Этой весной к нам в гости как-то зашел дядя Сережа. Он приехал на машине, и мне разрешили с ним покататься – всего-то до милицейского поста. Я знала, как оттуда прибежать обратно домой. Но когда стала залезать в машину, немного задержалась на ступеньке и не сразу убрала руку, которой держалась. Дядя Сережа не увидел моей руки и сильно захлопнул дверь. Мой пальчик остался в расщелине. Но я дяде Сереже об этом не сказала. А он сам не заметил. Было очень больно, но я решила потерпеть и не говорить: дядя Сережа был строгий. Пальчик потом болел целый день, надулся и стал розовым, как маленькая морковка, которую бабушка положила в куриный бульон. Дома я легла на диван и свернулась клубочком. Я очень себя жалела, а пальчик баюкала, но не плакала.
В день поездки в Ленинград весь дом переполошился. На завтрак нас с папой мама с бабушкой накормили манной кашей, а с собой дали синюю сумку с едой и китайский термос с чаем. Это был уже не первый термос в нашей семье, потому что первый разбили. Дедушка ночью пошел на кухню попить воды, но забыл включить свет и случайно столкнул термос со стола. Купили еще один. Тогда по радио часто говорили: русский с китайцем – братья навек. Это хорошо, потому что термосы у китайцев красивые.
В поездку мы отправились ранним утром. На двух длинных машинах с прицепами – друг за другом – поехали из Москвы в Ленинград. И у папы, и у дяди Сережи машины были ярко-голубого цвета и назывались ЗИЛ-130. Даже номера машин различались лишь на одну последнюю цифру. Прицепы были доверху чем-то набиты и сверху накрыты брезентом.
Мне повезло: дядя Сережа тоже взял с собой в поездку свою дочку. Таня была старше меня на три года и уже ходила в школу! Папа сказал, будет лучше, если мы с ней поедем в одной машине: вместе будет веселей.
По пути мы рассматривали дорогу, машины, людей, милицейские посты. Папа задавал Тане вопросы про школу и ее школьных друзей. Я очень переживала, когда Таня рассказала, что учительница поставила ей двойку за то, что она забыла выучить стихотворение.
Черемуха душистая
с весною расцвела
И ветки золотистые,
что кудри, завила.
Я знала, что такое кудри, потому что мама иногда накручивала волосы на бигуди. Только не могла понять, как можно ветки завить кудрями. Но спрашивать постеснялась.
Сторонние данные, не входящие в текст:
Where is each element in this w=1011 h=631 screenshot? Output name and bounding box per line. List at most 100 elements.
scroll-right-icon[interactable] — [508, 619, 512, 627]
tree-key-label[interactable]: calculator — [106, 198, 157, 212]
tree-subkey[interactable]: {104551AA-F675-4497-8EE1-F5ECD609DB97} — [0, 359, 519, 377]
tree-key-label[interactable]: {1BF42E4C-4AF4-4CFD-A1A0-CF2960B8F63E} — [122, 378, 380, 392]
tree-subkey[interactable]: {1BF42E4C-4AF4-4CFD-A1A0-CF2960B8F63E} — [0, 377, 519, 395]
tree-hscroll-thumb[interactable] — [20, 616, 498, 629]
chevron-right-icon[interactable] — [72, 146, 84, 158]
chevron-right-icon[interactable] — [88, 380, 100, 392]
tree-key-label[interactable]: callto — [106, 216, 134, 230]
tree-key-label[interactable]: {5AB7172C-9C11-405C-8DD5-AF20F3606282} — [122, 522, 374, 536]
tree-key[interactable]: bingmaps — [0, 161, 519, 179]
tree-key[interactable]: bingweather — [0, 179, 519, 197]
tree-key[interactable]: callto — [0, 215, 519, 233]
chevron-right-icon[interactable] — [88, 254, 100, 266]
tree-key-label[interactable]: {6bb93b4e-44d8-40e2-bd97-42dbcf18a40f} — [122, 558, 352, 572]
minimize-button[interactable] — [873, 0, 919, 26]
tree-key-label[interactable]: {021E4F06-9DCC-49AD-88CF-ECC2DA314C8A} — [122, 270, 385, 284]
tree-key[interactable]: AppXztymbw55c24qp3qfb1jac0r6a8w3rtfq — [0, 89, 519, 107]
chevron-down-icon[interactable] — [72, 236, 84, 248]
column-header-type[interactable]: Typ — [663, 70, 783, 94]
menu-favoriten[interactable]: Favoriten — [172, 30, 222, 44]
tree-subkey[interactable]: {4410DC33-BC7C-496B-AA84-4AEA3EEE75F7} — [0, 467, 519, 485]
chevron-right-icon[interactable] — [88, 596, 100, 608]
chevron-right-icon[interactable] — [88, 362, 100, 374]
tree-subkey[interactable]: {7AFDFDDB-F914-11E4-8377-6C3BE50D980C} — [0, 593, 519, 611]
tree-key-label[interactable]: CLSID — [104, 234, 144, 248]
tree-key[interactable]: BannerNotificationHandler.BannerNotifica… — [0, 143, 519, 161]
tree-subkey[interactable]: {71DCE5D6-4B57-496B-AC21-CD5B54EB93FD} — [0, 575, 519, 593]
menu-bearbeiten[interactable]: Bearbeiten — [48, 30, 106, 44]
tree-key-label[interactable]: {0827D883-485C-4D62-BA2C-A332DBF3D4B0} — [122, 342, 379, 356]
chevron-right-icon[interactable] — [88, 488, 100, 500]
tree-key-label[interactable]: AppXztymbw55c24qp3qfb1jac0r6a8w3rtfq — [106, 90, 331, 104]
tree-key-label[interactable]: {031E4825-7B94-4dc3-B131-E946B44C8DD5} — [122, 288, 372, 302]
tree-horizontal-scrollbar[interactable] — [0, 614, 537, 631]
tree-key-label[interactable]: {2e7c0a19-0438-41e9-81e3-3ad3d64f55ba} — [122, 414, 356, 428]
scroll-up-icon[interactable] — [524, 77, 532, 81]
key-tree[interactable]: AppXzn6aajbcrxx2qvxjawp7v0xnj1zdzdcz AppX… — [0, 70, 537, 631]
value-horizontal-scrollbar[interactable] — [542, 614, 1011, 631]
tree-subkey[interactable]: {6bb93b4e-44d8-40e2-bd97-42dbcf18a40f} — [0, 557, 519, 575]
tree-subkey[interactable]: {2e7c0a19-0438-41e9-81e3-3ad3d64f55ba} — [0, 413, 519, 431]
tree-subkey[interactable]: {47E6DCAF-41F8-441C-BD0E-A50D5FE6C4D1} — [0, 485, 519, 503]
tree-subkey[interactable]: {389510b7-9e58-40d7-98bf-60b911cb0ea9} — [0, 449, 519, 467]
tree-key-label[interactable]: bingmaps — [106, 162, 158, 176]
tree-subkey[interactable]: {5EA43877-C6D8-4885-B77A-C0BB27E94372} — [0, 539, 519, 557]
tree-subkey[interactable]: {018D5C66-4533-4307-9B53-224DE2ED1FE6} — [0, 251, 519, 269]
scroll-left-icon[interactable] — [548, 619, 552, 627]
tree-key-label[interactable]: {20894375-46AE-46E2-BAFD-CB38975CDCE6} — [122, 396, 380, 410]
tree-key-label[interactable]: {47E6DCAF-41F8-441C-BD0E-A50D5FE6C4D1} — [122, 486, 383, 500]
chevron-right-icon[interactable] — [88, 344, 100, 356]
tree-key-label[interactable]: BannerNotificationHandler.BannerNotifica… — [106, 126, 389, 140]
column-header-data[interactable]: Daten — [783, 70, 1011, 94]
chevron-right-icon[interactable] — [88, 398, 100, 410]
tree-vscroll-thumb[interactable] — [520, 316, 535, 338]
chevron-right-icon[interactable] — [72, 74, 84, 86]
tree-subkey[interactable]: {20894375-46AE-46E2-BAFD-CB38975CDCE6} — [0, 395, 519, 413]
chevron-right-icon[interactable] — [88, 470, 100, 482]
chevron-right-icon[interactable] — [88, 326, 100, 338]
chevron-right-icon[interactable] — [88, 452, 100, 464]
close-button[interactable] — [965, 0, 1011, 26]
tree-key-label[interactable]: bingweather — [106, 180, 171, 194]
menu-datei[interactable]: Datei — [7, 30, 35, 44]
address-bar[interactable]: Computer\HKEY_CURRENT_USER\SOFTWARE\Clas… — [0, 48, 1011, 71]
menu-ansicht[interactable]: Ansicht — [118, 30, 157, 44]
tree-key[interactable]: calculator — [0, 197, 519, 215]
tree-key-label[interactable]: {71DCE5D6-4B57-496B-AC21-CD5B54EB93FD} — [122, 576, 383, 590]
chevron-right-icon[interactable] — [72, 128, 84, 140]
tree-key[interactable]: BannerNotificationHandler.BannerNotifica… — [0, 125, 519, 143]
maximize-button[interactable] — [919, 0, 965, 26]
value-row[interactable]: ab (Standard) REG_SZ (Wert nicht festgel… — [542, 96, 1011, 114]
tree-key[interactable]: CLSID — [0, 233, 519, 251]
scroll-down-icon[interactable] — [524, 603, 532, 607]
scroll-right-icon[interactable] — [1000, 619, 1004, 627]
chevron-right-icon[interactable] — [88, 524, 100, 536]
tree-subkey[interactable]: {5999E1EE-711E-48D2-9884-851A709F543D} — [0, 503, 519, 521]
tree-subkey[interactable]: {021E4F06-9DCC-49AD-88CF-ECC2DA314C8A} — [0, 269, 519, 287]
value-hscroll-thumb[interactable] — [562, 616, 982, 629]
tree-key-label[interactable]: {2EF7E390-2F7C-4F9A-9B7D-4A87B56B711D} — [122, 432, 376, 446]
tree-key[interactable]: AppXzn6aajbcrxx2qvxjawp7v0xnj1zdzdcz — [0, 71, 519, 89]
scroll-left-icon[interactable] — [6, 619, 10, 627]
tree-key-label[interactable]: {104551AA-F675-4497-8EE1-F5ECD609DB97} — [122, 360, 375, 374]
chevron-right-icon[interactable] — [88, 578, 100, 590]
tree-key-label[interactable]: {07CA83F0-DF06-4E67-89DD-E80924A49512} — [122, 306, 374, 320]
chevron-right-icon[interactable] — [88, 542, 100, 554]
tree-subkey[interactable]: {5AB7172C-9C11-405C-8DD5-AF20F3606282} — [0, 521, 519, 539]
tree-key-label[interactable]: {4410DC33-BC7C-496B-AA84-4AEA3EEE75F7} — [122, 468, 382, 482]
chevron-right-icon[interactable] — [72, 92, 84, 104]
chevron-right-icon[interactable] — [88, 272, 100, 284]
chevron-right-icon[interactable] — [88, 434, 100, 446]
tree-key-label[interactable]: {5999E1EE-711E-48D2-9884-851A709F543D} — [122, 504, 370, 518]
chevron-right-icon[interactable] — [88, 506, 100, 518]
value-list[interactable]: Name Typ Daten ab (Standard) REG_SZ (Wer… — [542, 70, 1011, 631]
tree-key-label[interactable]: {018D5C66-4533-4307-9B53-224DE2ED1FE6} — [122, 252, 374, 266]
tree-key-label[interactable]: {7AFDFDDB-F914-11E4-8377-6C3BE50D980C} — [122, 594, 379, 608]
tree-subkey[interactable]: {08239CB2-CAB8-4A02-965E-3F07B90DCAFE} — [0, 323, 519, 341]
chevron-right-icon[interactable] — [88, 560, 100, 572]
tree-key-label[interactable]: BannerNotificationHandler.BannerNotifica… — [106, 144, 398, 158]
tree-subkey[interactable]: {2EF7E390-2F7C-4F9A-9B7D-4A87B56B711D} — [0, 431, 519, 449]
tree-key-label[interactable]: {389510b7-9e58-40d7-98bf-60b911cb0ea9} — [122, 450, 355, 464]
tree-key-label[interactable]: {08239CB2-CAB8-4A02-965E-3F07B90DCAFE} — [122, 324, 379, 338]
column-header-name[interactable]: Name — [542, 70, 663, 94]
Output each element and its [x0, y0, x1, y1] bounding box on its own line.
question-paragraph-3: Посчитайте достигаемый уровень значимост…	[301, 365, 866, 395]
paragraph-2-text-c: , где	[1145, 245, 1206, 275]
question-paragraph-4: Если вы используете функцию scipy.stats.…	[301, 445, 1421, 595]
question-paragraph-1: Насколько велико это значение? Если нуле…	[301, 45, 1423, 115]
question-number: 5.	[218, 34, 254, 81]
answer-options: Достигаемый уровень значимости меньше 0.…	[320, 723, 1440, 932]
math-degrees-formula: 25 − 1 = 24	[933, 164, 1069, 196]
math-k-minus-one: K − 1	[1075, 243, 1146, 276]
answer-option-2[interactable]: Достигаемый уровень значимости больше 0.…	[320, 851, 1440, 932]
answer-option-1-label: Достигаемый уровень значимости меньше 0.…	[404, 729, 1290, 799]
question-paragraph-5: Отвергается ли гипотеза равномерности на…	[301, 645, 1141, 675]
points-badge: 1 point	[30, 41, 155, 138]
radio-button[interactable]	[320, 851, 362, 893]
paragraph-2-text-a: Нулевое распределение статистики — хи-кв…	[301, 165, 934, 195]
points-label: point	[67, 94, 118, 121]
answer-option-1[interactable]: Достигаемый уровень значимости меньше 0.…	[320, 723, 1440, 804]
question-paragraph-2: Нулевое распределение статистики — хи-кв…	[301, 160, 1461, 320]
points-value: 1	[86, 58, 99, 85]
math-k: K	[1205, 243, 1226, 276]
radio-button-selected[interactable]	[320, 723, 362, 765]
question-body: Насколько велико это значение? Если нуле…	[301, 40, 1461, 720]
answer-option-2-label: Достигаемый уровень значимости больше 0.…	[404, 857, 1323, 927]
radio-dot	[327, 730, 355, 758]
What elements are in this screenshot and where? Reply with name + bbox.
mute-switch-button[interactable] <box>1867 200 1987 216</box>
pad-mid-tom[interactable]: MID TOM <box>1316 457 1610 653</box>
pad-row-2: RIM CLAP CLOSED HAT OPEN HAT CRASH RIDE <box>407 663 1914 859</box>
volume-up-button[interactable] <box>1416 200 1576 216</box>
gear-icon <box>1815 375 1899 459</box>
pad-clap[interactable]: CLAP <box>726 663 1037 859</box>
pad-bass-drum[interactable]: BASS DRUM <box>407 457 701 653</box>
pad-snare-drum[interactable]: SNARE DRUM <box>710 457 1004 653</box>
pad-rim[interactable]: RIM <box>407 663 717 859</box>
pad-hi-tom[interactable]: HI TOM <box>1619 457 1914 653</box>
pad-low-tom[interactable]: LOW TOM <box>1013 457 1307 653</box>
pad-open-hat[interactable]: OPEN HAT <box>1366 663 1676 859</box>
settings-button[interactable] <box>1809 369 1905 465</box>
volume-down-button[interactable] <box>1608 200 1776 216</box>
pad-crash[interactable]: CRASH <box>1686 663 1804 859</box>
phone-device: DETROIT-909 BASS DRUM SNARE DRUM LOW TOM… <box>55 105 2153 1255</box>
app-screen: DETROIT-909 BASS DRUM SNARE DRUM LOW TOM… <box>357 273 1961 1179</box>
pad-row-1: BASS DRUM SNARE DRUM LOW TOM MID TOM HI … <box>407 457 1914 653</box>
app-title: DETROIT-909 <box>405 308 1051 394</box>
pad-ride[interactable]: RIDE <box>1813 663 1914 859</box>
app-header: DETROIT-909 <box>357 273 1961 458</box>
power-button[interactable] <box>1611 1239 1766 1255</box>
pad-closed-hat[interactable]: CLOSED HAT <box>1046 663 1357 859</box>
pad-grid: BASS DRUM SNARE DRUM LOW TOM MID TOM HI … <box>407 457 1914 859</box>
Ехали мы долго. Целый день. И все время смотрели в окно. По пути у шоссе росло много деревьев: березки, осины, тополя. От тополей всегда много пуха, и когда он собирается в кучки – похоже на снег посреди лета.
Вдоль дороги росло много елок. Зимой большую елку с нарядными игрушками я видела в Доме культуры на новогоднем празднике с Дедом Морозом и Снегурочкой. На праздник я пришла с мамой в синем нарядном платье с кармашком и белых колготках. Очень хотелось съехать с большой деревянной горки. Но оказалось, что съезжаешь быстро – а в очереди на горку стоишь долго, ведь детей на праздник пришло много, а горка одна. После спектакля мне дали подарок: конфеты были не только карамель, но и шоколадные. Из картонного чемоданчика выглядывали ириски, батончики, вкусные шоколадные конфеты «Мишка косолапый» и «Белочка». Хорошо, что Сеня маленький – пока можно не делиться.
Мы ехали и ехали. Иногда за деревьями виднелись дома: большие двух-, трех- и четырехэтажные, а также деревенские избушки, как рисуют в сказках. По улицам куда-то шли люди. Однажды, когда мы стояли на переезде со светофорами, на нашу машину стали лаять собаки. Они долго за нами бежали. А на зеленом поле гуляли коровы.